There are different refinance options to choose from. A rate-and-term refinance can get you lower monthly payments thanks to lower interest rates or a longer repayment term.
A cash-out refinance lets you secure a mortgage larger than the amount you currently owe on your existing mortgage, based on the equity you have on your home. Lenders pay off your existing mortgage balance and give you the difference as a lump sum to use as you need. While people usually get a cash-out refinance to secure the funds needed for home repairs, you can use the money for debt consolidation, education expenses, car repairs, and more.
Refinancing when interest rates are low may save you some money, but you’ll go through the same application process as with your original mortgage. This includes credit checks, home appraisals, and paying closing costs.
Pros
These are the main benefits of mortgage refinancing:
- Lower interest rate: Refinancing can help you secure a lower interest rate, which reduces your monthly mortgage payments and the overall cost of the loan.
- Debt consolidation: With a cash-out refinance, you can use the equity in your home to consolidate high-interest debt, potentially saving money on interest payments.
- Home improvements: Refinancing can provide funds for repairs or renovations, which can increase the value of your home and enhance your living experience.
Cons
Refinancing has some drawbacks that make it unsuitable for some homeowners:
- Creditworthiness requirements: Refinancing usually requires a good credit score and stable finances, which can vary by lender.
- Loss of equity: Taking out a cash-out refinance can reduce the equity in your home, which could be a disadvantage if home prices decrease.
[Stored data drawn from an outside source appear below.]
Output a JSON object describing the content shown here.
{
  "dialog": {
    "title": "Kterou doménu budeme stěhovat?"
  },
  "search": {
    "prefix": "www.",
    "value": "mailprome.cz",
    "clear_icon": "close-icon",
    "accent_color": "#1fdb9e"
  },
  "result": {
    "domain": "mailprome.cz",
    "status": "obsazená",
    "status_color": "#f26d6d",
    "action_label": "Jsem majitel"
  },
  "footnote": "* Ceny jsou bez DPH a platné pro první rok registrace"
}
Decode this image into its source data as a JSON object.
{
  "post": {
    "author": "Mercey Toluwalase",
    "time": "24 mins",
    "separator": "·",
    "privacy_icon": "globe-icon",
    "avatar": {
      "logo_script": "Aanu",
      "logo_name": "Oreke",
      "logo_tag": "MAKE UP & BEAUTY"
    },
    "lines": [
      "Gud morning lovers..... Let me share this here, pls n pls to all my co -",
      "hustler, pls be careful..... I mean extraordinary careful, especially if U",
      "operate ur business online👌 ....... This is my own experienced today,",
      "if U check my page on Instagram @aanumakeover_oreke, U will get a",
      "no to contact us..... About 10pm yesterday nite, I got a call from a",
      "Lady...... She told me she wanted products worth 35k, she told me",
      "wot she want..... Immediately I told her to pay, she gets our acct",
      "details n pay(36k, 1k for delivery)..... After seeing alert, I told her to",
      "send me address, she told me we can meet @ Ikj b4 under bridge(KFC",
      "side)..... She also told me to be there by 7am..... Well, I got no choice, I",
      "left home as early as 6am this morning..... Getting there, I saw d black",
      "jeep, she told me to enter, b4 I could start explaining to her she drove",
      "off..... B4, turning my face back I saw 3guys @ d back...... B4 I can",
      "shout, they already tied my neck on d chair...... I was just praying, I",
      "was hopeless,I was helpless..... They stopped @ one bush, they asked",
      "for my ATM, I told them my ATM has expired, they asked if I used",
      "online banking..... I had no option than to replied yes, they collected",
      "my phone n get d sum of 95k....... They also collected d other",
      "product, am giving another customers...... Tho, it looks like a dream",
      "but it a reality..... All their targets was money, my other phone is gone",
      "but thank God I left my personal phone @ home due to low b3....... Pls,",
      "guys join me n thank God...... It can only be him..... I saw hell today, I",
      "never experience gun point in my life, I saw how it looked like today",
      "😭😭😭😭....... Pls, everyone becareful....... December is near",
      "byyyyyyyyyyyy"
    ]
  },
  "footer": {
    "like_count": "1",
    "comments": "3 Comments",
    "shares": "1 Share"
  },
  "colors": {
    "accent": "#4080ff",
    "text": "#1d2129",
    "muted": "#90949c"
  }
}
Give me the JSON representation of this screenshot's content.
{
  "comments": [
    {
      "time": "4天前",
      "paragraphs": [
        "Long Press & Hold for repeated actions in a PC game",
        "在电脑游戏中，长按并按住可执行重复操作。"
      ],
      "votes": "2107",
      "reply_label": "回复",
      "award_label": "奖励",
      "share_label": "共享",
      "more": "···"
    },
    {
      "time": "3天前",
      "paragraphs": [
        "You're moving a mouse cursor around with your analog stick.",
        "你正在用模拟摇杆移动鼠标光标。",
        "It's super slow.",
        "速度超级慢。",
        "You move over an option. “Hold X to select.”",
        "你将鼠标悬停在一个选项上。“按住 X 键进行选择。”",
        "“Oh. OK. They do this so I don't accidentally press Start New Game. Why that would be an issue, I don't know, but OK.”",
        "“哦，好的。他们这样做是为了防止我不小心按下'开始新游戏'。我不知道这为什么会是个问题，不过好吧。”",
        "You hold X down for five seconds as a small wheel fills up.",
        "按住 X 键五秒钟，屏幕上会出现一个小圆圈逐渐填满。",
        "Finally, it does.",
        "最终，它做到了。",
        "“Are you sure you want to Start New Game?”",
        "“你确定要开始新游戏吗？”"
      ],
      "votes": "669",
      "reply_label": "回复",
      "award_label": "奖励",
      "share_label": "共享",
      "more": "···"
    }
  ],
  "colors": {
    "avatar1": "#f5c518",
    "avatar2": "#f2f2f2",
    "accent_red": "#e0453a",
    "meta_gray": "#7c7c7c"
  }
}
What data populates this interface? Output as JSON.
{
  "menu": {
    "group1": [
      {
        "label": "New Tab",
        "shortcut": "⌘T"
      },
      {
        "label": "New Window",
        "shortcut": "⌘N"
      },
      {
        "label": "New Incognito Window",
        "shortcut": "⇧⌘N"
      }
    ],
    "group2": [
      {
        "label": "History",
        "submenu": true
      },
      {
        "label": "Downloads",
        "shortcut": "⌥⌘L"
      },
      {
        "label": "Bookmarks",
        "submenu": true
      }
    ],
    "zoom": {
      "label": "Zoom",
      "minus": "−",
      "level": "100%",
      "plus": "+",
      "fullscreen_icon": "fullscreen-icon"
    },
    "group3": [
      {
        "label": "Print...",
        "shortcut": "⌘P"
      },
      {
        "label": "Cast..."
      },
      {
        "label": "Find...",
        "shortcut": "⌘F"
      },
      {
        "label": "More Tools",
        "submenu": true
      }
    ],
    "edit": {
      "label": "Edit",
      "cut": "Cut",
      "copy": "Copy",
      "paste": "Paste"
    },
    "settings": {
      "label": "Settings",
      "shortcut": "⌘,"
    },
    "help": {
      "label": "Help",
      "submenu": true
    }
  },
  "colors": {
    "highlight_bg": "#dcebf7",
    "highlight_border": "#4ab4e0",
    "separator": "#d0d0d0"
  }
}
- Extended debt timeline: Refinancing can extend the timeline for paying off your mortgage, potentially increasing the interest paid over time.
Selling your home
The process of selling your home involves many moving parts. It starts with hiring a real estate agent and working with them to repair or ready your home for sale, set a price, list the house online, review offers from potential buyers, close the sale, and move out. In a seller’s market, high home prices make selling beneficial for homeowners, especially those intending to downsize or sell a vacation/investment property.
Pros
Selling your home offers some advantages worth considering:
- Immediate funds: Selling your home can provide a lump sum, which can be useful for significant expenses or investments.
- Debt reduction: The proceeds from selling your home can be used to pay off existing debts, potentially improving your financial situation.
- Capitalizing on appreciation: If your property has increased in value, selling can allow you to benefit from the appreciation and invest the proceeds elsewhere.
Cons
Here are the potential drawbacks of selling your home:
- Market-dependent value: The value you obtain for your home is heavily dependent on current market conditions, which can be unpredictable.
- Reappraisal required: You may need to have your home reappraised, which can incur additional costs and affect the selling price.
- Uncertain timelines: There is no guarantee on how quickly your home will sell, which can be a drawback if you need funds urgently.
Choosing between refinancing and selling your home
Ultimately, the choice between refinancing and selling your home may come down to the homeowner’s long- and short-term needs. If you want to keep your home but want more affordable monthly payments, a refinance is the likely solution.
On the other hand, if you want to move house after life changes like divorce or securing a new job, selling may make more sense.
The decision requires a careful assessment of your financial situation, market conditions, and your future plans. Consulting with financial advisors and real estate professionals can provide valuable insights and help you make an informed choice.